Gumpalan abstrak awan mendung menggantung lemas pada kolong langit kota Jakarta, terlihat sendu dan muram tanpa tenaga -- sekali lihat, semua orang akan tahu bahwa hujan deras akan tumpah ruah kurang dari setengah jam lagi. Dowoon juga memahaminya, maka dari itu ia bergerak memacu motor besarnya agar kecepatannya naik drastis dari sebelumnya, membelah ruas jalan ibukota yang lengang dan sepi. Mesinnya menggerung-gerung galak, memekak telinga para pejalan kaki yang bersliweran di trotoar. Siapa peduli, Dowoon hanya ingin cepat sampai rumah.

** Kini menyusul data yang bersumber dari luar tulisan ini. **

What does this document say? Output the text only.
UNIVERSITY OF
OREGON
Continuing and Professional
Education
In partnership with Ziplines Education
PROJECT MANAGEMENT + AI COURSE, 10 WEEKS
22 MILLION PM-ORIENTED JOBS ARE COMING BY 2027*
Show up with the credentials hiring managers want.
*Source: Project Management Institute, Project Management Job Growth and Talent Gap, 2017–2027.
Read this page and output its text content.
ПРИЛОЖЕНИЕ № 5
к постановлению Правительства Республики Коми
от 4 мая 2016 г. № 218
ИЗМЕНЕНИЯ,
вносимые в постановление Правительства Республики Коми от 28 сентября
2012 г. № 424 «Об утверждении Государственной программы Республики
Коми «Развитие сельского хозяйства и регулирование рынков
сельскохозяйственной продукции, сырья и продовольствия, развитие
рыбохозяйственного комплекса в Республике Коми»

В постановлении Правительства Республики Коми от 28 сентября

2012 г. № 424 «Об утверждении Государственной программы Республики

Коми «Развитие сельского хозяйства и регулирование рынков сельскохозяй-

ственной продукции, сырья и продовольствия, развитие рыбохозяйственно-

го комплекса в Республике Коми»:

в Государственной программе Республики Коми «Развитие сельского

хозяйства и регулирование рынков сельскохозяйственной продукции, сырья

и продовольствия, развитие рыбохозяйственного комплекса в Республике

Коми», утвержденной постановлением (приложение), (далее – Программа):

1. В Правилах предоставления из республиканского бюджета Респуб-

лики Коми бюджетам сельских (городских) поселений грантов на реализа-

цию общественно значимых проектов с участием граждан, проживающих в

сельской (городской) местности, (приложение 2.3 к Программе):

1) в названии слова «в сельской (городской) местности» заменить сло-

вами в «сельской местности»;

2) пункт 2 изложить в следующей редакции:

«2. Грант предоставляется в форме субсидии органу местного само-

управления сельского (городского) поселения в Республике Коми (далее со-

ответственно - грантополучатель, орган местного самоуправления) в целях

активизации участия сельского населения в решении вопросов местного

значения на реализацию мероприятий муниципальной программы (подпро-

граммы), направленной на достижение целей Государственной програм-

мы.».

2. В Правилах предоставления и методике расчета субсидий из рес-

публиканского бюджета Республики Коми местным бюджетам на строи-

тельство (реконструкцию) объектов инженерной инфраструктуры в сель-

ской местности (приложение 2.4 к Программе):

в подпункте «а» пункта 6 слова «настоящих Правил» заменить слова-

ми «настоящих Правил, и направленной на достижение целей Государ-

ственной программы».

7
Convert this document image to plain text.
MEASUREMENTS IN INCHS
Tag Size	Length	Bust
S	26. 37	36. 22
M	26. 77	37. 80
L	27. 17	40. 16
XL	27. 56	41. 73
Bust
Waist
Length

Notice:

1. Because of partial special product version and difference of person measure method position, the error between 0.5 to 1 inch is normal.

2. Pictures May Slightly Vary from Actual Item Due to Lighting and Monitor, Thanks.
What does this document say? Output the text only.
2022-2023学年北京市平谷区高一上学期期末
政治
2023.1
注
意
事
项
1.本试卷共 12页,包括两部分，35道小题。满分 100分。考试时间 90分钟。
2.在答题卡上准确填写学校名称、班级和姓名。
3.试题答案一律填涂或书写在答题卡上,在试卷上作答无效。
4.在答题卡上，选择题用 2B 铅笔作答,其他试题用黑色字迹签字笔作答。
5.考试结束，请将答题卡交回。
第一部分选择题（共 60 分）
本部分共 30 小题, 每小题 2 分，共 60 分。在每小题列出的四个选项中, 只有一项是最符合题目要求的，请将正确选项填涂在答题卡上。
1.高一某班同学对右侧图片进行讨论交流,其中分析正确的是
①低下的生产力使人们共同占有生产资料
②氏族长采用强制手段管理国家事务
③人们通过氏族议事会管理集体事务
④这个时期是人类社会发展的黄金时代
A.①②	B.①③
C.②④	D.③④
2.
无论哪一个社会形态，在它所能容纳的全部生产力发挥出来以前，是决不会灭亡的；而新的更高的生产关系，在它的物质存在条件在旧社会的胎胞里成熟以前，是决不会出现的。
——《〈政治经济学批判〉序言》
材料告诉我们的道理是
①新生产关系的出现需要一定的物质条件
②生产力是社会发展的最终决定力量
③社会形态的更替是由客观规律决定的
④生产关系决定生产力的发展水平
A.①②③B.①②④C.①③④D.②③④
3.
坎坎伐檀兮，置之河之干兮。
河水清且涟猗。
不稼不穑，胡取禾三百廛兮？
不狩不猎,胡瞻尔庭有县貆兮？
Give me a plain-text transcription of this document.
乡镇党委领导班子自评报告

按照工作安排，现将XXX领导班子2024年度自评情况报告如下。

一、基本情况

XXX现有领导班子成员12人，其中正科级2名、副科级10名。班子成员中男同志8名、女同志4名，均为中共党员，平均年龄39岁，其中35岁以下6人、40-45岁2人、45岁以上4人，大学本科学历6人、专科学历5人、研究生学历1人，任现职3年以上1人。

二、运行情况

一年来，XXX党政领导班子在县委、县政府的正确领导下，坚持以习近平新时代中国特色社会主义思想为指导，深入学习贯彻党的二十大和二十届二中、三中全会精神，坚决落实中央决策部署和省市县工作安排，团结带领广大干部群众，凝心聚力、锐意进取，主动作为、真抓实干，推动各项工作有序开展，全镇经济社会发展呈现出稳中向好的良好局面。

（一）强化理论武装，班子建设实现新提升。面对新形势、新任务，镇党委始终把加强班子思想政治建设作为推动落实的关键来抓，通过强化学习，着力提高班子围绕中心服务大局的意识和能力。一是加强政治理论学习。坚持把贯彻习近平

Angin kencang nan lembap menampari sekujur tubuhnya yang terbungkus seragam sekolah lengkap -- ralat, tidak lagi karena tak ada presensi dasi mencekik lehernya. Kemeja putihnya yang tak dimasukkan ke celana sedikit tersingkap, bergerak tidak beraturan seirama dengan putaran roda kendaraan yang statis ke arah depan. Helm fullface merah yang ia kenakan hanya memperbolehkan dunia untuk melihat kelereng legamnya yang menyorot fokus ke utas jalan.

Dowoon harus pulang sebelum hujan turun. Ayah tidak akan senang apabila ia sampai di rumah dengan pakaian basah kuyup, kasihan Bi Sumi yang sudah susah-susah mencuci dan menyetrikanya.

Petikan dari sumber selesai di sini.